N.T. 12/9/94 at 120. In response to appellant‘s counsel‘s concerns regarding this passage, the trial judge repeated his second caution to the jury on this issue and stated that the jury‘s “sentence would be the aсtual sentence and not a mere recommendation.” N.T. 12/9/94 at 126.
The majority found that the court‘s instructions concerning appellate review minimized both the jurors’ sense of personal responsibility for the ultimate sentence and their expectation that the death sentence would ever be carried out. I find that this statement, when read in the context of the charge as a whole and considering the three separate statements made by the court that the jury‘s sentence would be the actual sentence
The majority held that this Court‘s decisions upholding death sentences in Commonwealth v. Abu-Jamal, 521 Pa. 188, 555 A.2d 846 (1989) and Commonwealth v. Beasley, 524 Pa. 34, 568 A.2d 1235 (1990), support the grant of a new penalty hearing in the instant case. I disagree. In both of those cases, the prosecutor made comments regarding the appellate process, and this Cоurt held that the propriety of such remarks must be evaluated on a case-by-case basis. Here, the trial judge‘s comments were given in the context of responding to a defense comment that while “the laws could change,” appellant would not be eligible for release if sentenced to life imprisonment. N.T. 12/9/94 at 73-74. The court‘s comments were addressing the issue of the possibility of commutation and parole, not the appellate process. In fact, immediately following the quoted passage, the trial judge discussed the process for commutation of sentence:
In Pennsylvania there is a procedure called commutation of sentence. Now, I don‘t have the statistics as to how often this happens, but it‘s certainly in the minority of cases, not the majority.

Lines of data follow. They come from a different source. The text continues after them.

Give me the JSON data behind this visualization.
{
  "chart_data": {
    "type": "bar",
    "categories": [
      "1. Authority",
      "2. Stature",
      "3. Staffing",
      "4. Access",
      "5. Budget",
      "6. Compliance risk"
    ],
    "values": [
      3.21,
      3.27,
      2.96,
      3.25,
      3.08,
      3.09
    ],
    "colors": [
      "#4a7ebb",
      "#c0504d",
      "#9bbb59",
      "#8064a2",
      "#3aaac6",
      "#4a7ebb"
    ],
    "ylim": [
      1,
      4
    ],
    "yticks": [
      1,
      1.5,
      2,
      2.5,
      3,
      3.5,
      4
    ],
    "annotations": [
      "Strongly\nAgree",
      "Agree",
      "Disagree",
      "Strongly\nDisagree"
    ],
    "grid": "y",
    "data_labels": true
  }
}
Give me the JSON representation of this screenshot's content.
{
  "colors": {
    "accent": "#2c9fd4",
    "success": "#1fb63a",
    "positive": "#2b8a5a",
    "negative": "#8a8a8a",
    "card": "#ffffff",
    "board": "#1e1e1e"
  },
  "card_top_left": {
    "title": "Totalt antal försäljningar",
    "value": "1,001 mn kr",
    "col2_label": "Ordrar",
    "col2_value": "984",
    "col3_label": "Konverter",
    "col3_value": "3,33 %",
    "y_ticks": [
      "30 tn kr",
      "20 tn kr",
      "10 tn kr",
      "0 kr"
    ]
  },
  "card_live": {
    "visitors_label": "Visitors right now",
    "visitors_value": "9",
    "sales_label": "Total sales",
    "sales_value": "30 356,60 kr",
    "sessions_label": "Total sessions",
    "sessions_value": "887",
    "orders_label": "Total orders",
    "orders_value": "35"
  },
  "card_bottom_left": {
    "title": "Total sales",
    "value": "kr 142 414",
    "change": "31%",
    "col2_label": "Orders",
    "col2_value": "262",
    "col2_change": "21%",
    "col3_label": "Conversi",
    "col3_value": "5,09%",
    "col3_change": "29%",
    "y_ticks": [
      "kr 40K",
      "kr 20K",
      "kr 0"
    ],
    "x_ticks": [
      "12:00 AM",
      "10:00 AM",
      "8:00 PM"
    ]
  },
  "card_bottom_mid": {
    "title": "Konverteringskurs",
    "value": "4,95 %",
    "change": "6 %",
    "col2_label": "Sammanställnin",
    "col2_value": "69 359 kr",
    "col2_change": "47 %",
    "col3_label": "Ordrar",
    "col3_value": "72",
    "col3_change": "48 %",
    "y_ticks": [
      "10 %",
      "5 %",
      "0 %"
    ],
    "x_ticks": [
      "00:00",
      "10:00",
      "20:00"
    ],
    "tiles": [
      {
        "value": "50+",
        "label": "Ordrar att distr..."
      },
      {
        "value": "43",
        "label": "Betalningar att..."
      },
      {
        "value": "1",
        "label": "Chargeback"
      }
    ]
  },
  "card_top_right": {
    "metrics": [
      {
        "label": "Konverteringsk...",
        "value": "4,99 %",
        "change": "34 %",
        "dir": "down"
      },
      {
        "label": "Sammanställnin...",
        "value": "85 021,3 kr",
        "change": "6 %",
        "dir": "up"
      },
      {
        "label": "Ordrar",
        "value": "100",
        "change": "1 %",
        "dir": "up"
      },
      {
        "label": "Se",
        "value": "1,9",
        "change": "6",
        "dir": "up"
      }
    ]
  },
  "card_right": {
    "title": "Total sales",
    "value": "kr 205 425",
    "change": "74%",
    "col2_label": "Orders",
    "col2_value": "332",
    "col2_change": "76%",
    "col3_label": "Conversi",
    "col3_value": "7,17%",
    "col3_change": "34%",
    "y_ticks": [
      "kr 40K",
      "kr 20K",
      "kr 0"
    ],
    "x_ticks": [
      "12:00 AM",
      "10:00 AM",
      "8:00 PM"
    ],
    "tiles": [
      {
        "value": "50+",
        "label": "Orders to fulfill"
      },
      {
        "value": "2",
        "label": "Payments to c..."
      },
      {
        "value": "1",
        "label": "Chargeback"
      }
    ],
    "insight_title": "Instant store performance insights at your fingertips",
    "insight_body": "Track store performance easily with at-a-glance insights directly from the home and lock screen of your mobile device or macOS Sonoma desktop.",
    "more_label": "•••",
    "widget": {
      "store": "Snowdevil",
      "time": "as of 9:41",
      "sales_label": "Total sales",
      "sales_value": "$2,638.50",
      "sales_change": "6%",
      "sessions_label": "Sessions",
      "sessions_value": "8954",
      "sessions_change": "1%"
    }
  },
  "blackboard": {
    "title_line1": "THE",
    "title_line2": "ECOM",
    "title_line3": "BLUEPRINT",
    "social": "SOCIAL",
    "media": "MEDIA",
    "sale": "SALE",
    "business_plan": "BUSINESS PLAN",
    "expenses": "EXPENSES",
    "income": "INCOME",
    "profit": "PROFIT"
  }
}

The parole board in Harrisburg, consisting of several people, may after a hearing recommend to the Governor that the sentence be commuted. That‘s called commutation of sentencе.
N.T. 12/9/94 at 121. Because the court‘s comments were made in response to a defense argument and did not directly address the appellate process, I would affirm the judgment of sentence.
Justice NEWMAN joins this dissenting opinion.